Several different medications have been approved to relieve the symptoms of urinary frequency and urgency. They include oxybutynin (Ditropan, Oxytrol, Gelnique), tolterodine (Detrol), solifenacin (Vesicare), fesoterodine fumarate (Toviaz), trospium (Sanctura), and darifenacin (Enablex). Oxytrol is available in a pill by prescription and in the form of the skin patch over the counter for women.

These drugs help prevent the uncontrollable muscle contractions that can lead to overactive bladder and leaking. However, they can cause side effects, including dry mouth, blurred vision, constipation, and urinary retention. Extended-release versions of these drugs may help reduce side effects.

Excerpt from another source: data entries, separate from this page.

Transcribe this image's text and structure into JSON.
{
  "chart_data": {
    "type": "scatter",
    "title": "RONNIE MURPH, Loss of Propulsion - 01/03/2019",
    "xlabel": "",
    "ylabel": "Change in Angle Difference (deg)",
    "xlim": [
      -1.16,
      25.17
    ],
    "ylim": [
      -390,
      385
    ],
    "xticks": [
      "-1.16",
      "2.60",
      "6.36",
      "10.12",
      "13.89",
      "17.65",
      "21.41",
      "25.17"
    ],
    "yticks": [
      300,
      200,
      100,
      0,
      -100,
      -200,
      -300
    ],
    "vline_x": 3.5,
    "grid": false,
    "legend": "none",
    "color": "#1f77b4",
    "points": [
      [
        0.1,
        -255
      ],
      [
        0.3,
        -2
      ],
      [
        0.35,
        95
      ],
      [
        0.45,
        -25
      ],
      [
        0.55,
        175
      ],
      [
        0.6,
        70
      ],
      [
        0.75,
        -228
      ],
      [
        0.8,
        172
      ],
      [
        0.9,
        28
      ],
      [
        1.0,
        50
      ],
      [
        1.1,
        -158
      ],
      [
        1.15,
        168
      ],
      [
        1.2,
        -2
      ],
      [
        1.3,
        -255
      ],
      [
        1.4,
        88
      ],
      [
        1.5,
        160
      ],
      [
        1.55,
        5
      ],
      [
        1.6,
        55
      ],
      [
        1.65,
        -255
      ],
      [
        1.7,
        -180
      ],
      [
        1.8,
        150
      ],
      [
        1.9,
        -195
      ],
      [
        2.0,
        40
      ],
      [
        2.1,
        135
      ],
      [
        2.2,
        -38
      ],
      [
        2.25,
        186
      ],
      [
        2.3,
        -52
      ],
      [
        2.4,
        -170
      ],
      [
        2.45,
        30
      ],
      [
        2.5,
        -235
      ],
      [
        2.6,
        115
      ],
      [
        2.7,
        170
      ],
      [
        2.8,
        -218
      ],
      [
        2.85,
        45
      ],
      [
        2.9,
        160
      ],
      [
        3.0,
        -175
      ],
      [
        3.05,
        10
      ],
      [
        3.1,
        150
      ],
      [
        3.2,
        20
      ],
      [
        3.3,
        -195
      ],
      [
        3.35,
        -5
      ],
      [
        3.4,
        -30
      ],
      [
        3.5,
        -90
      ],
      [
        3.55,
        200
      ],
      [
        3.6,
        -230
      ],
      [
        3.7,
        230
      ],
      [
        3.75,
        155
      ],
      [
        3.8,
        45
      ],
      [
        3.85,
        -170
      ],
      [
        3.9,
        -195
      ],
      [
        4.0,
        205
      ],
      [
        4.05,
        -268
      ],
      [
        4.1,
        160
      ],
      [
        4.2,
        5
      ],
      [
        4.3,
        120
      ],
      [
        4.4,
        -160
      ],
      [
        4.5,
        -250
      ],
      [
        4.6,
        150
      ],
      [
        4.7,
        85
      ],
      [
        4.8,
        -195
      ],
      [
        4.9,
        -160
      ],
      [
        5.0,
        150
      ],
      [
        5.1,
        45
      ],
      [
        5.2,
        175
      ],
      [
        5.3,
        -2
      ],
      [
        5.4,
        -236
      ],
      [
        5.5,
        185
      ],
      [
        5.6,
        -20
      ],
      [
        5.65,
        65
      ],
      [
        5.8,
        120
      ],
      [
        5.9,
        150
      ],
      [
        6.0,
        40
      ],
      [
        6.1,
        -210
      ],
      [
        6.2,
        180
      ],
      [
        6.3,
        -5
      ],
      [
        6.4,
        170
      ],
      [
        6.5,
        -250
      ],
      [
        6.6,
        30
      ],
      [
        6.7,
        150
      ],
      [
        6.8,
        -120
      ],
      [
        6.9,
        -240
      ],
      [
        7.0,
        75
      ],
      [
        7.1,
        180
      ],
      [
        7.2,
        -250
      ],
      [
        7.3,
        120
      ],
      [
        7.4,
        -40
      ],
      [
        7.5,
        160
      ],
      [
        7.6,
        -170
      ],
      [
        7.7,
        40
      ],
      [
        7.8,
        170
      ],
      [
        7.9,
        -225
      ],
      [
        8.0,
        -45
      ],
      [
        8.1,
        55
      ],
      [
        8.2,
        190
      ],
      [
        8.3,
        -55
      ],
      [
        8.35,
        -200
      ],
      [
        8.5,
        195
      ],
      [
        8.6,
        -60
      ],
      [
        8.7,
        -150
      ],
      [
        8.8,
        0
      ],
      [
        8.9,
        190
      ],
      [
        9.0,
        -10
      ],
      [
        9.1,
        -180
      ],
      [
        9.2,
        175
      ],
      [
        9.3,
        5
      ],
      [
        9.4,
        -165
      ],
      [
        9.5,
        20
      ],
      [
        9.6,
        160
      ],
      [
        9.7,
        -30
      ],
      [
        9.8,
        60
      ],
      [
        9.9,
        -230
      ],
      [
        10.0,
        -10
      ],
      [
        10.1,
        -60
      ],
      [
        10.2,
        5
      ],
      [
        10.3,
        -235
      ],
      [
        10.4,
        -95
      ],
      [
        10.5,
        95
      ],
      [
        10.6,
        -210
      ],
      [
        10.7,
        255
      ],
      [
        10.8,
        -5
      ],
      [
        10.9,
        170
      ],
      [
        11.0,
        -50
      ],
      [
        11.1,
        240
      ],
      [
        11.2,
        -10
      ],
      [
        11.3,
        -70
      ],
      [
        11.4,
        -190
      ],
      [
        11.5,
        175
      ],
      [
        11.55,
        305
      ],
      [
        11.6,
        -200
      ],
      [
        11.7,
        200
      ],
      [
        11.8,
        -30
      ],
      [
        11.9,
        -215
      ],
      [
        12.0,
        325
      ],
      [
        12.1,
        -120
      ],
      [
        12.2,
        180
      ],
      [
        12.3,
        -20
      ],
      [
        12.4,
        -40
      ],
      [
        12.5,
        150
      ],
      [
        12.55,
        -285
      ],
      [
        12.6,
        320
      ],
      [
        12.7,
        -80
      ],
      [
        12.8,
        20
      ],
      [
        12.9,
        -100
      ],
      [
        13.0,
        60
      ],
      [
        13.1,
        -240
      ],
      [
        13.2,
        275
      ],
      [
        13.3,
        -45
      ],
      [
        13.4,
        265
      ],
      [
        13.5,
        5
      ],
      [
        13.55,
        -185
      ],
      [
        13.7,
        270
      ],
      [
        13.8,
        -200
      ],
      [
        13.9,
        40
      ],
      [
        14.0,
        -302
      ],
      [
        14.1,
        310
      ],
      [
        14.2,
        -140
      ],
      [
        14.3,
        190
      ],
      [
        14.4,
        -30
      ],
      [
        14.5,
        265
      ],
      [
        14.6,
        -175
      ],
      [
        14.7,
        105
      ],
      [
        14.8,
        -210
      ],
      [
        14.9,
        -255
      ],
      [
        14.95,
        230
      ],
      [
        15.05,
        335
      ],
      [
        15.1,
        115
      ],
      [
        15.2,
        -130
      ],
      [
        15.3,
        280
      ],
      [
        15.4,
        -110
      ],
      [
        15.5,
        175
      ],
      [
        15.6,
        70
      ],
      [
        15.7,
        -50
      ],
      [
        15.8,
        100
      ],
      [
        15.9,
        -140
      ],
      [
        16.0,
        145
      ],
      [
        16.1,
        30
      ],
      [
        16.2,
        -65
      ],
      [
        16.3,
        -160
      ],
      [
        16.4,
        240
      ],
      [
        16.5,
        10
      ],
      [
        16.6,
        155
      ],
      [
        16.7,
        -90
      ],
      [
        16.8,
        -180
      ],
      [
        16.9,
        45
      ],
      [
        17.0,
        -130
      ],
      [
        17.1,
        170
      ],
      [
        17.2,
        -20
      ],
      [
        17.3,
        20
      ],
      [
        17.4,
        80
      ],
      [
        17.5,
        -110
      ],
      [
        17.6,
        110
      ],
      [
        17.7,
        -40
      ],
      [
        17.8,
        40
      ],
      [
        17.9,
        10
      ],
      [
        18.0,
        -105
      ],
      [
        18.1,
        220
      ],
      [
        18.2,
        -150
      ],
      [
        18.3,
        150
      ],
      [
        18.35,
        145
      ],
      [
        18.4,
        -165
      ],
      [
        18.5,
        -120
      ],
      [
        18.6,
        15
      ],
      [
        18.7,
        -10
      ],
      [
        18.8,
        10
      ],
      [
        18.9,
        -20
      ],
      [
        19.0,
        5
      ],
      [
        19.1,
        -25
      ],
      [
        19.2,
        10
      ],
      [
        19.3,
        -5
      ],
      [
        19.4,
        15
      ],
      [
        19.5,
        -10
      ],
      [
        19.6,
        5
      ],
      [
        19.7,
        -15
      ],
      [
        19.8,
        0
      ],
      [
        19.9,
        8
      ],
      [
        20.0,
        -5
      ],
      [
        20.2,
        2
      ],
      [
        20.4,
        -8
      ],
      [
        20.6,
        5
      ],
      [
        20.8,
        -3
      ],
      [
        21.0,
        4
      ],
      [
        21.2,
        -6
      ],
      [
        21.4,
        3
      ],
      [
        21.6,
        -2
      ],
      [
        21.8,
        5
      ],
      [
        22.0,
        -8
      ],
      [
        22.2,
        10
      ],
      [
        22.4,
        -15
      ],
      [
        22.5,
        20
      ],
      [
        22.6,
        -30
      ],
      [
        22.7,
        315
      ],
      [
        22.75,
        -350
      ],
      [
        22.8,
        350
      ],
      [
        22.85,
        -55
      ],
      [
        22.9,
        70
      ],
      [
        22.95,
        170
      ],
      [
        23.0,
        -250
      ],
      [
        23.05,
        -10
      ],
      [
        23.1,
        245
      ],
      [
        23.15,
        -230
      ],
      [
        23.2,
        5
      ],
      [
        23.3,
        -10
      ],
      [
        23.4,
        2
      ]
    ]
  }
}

If your overactive bladder hasn't improved with lifestyle changes and medicines and you don't want to have surgery, percutaneous tibial nerve stimulation (PTNS) is an option. During this technique, the doctor inserts a fine-needle electrode into the nerve just above your ankle. A mild electrical impulse is passed along the needle to nerves of the spine that control bladder function.

"It's a fairly simple procedure, done in the office," says Ross Rames, MD, associate professor of urology at the Medical University of South Carolina. Rames works with the university's Bladder and Pelvic Health Center. "Often, we'll see improvement within the first couple of weeks after the patient starts PTNS treatments." With PTNS, you'll need a series of 12 treatments, scheduled about a week apart. You may need more than one treatment to keep seeing results.

Sacral nerve stimulation is a treatment in which mild electrical impulses are sent to the sacral nerves near the lower back. A device -- implanted in the upper buttocks under the skin -- is used to provide electrical pulses that influence bladder function. The procedure to implant the device does involve surgery, but it is minimally invasive, and reversible.

You might be wondering, "Botox? Like movie stars use on their forehead?" Yes, the same substance that dermatologists use to smooth out wrinkles can also be used to relax an overactive bladder.

To treat incontinence, doctors inject botulinum toxininto the bladder muscle. This is done with a needle that is inserted via a long tube called a cystoscope that goes up into the bladder. "The goal is to reduce the over-activity of the bladder muscle so that the patient has better control, but still allow enough muscle contraction to empty the bladder," Rames says. The effects generally last for about 9 months. So far there don't seem to be any major side effects from botulinum toxin, although it's only recommended if your symptoms aren't controlled with behavioral therapies, medications, or a combination of both.